The following projects may be chosen for this module.

Project 1 in book module 10.3.
Develop the simulation, and then perform all the tasks required.
Project 1 in book module 10.5
Develop the simulation, and then perform all the tasks required.
Diffusion Limited Aggregation
(This physical process is related to the biological model in the book module 10.5). Read about diffusion limited aggregation (DLA) here. Implement DLA starting with one point on an otherwise empty page. Illustrate your DLA clusters. Simulate a few of these clusters and plot how the typical size of a cluster depends on time.

Class Module 5

We will all work on just a single project now for a change.
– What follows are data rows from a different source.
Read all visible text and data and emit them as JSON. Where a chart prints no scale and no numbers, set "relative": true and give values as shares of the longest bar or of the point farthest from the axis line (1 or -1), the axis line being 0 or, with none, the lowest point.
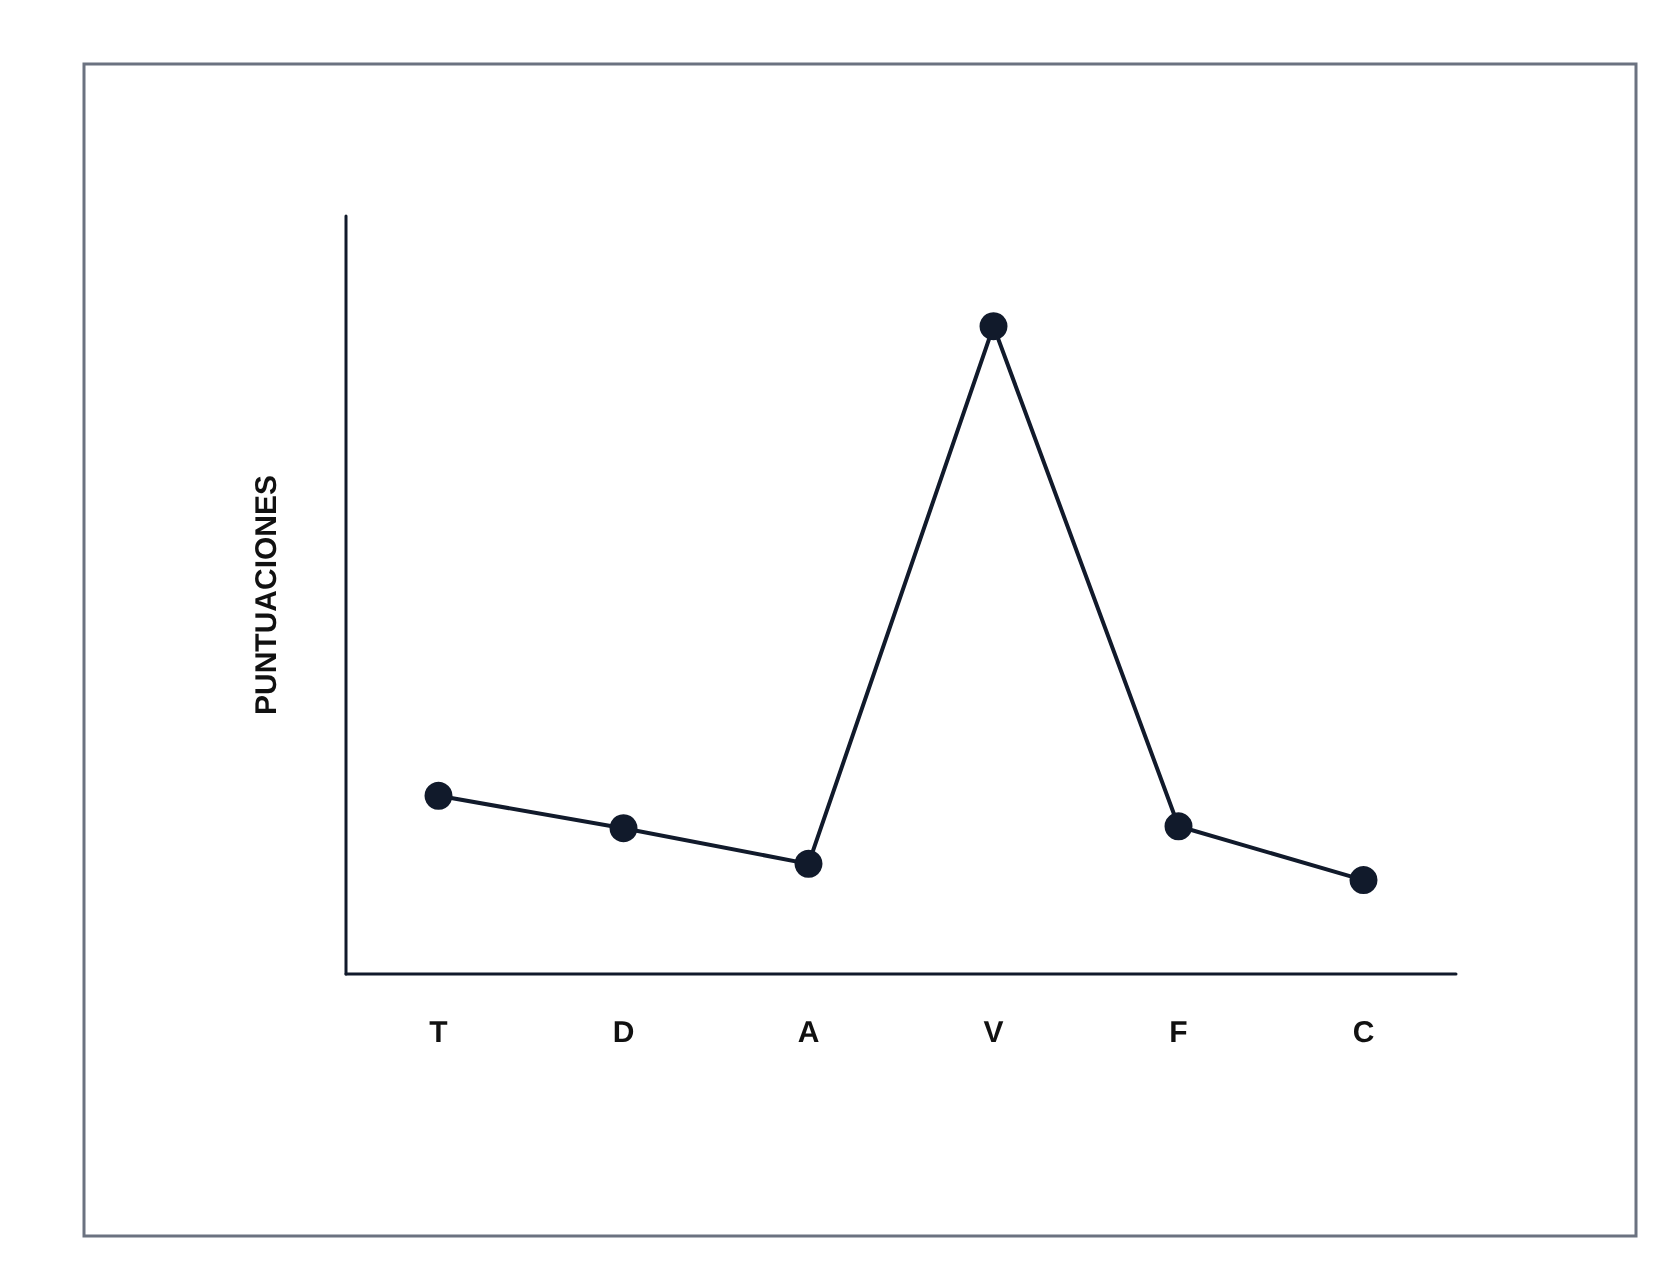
{
  "chart_data": {
    "type": "line",
    "ylabel": "PUNTUACIONES",
    "categories": [
      "T",
      "D",
      "A",
      "V",
      "F",
      "C"
    ],
    "series": [
      {
        "color": "#111a2b",
        "values": [
          0.275,
          0.225,
          0.17,
          1,
          0.228,
          0.145
        ]
      }
    ],
    "relative": true,
    "marker": "circle",
    "line_style": "solid",
    "grid": false
  }
}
And there's now an extra credit as well:

Project
Develop simulations and animations for the bar modeled in book module 10.2 using several boundary conditions: a simulations with absorbing boundary conditions with an arbitrary constant temperature value, periodic boundary conditions, and reflecting boundary conditions, describe the results, emphasizing the differences between what you see.
Extra credit
Develop a sequential program to simulate the parallel, multiprocessor solution of the diffusion equation described above. Namely, create a function for the root’s algorithm with parameters for the number of processes (p), then create a function that can be called multiple times from the root to work on different chunks of the grid, on which we are solving the heat equation. Each such function would represent a process. Make sure this solver processor function keeps track of which parts of the grid have been updated by, presumably, other processes, so that no process runs too far away from the others. While you won't be able to check whether this works in a real parallel processing scenario, at least run this sequential algorithm in regular Python and make sure the output agrees with what you get from the main project.
Extra-extra credit
For really adventurous, try to take your algorithm from the Extra Credit assignment, and transform it into a real multi-processor code.

Quizzes

Module 1 Quiz (Feb 1, 2016)
The quiz was here during class time.
Module 2 Quiz (Feb 22, 2016)
The quiz was here during class time.
Module 3 Quiz (Mar 21, 2016)
The quiz was here during class time.
Module 4 Quiz (Apr 6, 2016)
The quiz was here during class time.
Module 5 Quiz (Apr 25, 2016)
The quiz was here during class time.